FIG. 4 is a voltage waveform diagram showing a ground potential of an inverter output terminal viewed from a negative side of an inverter DC bus and a divided voltage (detection voltage) between the inverter output terminal and the DC bus negative electrode in the case of one-phase grounding. It is.

[Explanation of symbols]

 2 DC bus 3 Positive electrode 5 Negative electrode 6 Semiconductor bridge 8 One voltage dividing resistor 9 The other voltage dividing resistor 10 Connection point 11 Comparator 12 Reference voltage 13 Grounding resistance 14 The other voltage dividing resistor 15 Connection point 16 Grounding resistance 17 Ground potential 18 Divided voltage 19 Ground potential 1 Divided voltage

 ────────────────────────────────────────────────── ─── Continued on front page F term (reference) 2G014 AA04 AB29 AC19 5G004 AA02 AA05 AB02 BA01 DA02 5H007 AA12 AA17 CA01 CB05 CC01 DC02 DC05 FA12

Claims (3)

[Claims] 1. An inverter that rectifies an AC power supply with a diode, converts the rectified power into a direct current, and then switches the current of the DC bus smoothed by a capacitor with a plurality of sets of semiconductor bridges to output the power as AC power.

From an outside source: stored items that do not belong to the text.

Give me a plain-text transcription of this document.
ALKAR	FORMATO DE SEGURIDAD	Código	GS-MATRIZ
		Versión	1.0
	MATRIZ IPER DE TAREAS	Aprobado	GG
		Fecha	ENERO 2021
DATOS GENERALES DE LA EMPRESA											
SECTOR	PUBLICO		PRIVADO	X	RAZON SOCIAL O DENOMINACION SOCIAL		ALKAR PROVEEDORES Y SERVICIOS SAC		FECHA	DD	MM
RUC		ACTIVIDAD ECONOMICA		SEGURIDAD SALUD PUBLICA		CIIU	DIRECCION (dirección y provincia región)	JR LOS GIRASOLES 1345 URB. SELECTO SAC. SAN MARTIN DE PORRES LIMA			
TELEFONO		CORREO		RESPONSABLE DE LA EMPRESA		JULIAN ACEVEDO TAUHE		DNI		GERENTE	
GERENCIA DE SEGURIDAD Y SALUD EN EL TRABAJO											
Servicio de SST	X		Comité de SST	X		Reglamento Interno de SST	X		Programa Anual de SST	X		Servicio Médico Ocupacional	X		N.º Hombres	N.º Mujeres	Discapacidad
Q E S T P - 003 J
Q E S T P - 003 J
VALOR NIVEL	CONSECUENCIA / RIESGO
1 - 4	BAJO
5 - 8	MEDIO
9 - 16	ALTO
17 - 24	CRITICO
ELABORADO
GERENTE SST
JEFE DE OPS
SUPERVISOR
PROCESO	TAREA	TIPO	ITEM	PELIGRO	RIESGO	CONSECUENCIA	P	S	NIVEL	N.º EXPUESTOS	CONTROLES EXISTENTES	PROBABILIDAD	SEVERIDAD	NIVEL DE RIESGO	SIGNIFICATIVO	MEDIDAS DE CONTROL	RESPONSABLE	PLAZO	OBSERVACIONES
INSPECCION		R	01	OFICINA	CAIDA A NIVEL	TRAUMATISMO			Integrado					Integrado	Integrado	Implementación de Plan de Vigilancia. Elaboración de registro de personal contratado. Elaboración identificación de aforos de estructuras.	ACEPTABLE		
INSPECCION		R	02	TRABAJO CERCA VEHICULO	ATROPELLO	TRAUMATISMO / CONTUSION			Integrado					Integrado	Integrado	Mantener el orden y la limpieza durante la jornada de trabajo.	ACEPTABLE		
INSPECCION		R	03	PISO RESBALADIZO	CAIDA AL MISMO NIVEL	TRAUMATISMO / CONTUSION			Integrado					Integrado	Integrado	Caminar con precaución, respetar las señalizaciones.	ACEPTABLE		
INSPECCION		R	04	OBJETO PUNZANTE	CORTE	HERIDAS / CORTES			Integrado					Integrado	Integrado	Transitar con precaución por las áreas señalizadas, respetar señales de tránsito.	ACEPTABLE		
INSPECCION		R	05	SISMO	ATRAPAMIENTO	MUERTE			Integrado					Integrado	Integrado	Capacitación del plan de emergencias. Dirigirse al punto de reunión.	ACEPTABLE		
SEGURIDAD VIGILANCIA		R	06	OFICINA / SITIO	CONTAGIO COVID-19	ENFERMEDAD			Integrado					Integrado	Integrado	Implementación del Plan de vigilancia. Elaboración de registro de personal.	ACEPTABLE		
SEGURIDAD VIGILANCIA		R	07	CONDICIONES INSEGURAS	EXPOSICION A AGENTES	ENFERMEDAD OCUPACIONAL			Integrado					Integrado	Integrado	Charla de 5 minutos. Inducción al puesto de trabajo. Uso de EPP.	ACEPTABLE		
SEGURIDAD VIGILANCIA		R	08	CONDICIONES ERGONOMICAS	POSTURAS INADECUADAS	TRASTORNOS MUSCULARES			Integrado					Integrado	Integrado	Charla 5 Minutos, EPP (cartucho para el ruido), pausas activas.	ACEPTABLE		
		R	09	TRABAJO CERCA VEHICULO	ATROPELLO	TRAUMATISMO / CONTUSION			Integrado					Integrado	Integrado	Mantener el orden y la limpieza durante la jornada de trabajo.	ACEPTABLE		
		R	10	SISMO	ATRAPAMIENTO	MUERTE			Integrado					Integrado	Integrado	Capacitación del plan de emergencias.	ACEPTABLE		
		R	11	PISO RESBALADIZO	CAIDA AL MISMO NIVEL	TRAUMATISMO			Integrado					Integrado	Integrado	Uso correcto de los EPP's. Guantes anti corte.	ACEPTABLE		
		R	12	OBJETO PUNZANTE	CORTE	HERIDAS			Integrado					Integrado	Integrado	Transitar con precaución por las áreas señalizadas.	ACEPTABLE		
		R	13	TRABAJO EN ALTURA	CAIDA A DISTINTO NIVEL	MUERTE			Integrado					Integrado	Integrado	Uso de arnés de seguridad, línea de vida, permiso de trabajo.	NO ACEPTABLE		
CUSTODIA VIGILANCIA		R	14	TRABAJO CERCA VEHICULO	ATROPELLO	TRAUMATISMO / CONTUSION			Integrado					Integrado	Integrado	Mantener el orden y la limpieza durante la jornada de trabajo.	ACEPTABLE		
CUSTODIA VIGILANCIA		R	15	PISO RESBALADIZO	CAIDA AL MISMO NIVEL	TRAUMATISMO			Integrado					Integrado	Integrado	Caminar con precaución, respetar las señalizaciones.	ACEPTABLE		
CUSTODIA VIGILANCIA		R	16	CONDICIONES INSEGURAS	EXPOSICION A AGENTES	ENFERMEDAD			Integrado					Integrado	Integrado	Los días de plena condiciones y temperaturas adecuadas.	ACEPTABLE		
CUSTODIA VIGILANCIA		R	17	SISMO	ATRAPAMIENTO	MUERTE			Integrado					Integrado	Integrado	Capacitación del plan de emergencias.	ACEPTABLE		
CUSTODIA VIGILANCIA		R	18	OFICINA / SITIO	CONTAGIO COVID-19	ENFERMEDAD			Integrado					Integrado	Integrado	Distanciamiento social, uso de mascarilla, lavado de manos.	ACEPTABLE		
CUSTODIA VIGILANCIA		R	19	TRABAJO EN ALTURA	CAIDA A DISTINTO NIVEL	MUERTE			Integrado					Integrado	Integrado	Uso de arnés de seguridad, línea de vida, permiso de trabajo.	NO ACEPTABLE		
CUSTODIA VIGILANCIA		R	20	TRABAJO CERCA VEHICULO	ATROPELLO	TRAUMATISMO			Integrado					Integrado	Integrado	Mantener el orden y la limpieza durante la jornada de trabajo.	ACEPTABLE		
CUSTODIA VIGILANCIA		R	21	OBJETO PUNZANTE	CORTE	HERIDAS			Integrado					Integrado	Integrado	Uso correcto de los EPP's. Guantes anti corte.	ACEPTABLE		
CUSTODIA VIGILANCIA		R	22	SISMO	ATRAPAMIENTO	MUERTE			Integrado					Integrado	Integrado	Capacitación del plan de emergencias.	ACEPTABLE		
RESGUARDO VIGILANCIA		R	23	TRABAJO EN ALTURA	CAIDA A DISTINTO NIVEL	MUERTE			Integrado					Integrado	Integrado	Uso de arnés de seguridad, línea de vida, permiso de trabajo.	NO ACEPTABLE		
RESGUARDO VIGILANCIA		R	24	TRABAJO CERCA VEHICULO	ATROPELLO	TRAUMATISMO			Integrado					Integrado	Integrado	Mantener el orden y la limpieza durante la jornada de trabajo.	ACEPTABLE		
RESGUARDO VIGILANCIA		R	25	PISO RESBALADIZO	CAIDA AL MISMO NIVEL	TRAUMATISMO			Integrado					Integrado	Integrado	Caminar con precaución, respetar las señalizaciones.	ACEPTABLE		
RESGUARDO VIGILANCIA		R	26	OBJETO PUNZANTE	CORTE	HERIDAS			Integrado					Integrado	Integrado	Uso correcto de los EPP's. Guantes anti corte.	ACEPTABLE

Detecting a ground fault at the inverter output terminal by comparing a potential difference between at least one phase of the inverter output terminal and one pole of the DC bus with a reference voltage. Detection method. 2. An inverter that rectifies an AC power supply with a diode, converts the rectified DC power into DC power, and then switches the DC bus current smoothed by a capacitor with a plurality of sets of semiconductor bridges to output AC power. Means for detecting a potential difference between one pole of the bus, reference voltage generating means, and comparing a potential difference between the inverter output terminal and one pole of the DC bus with a reference voltage of the reference voltage generating means. do it,
A ground fault detecting device for an inverter, comprising: a comparator that generates an output when a potential difference exceeding a reference voltage is input and detects a ground fault in any phase of an inverter output terminal. 3. A means for detecting a potential difference between an inverter output terminal and one pole of a DC bus includes a voltage divider connected between any phase of the inverter output terminal and one pole of the DC bus. 3. The ground fault detecting device for an inverter according to claim 2, wherein the ground fault detecting device is a resistor.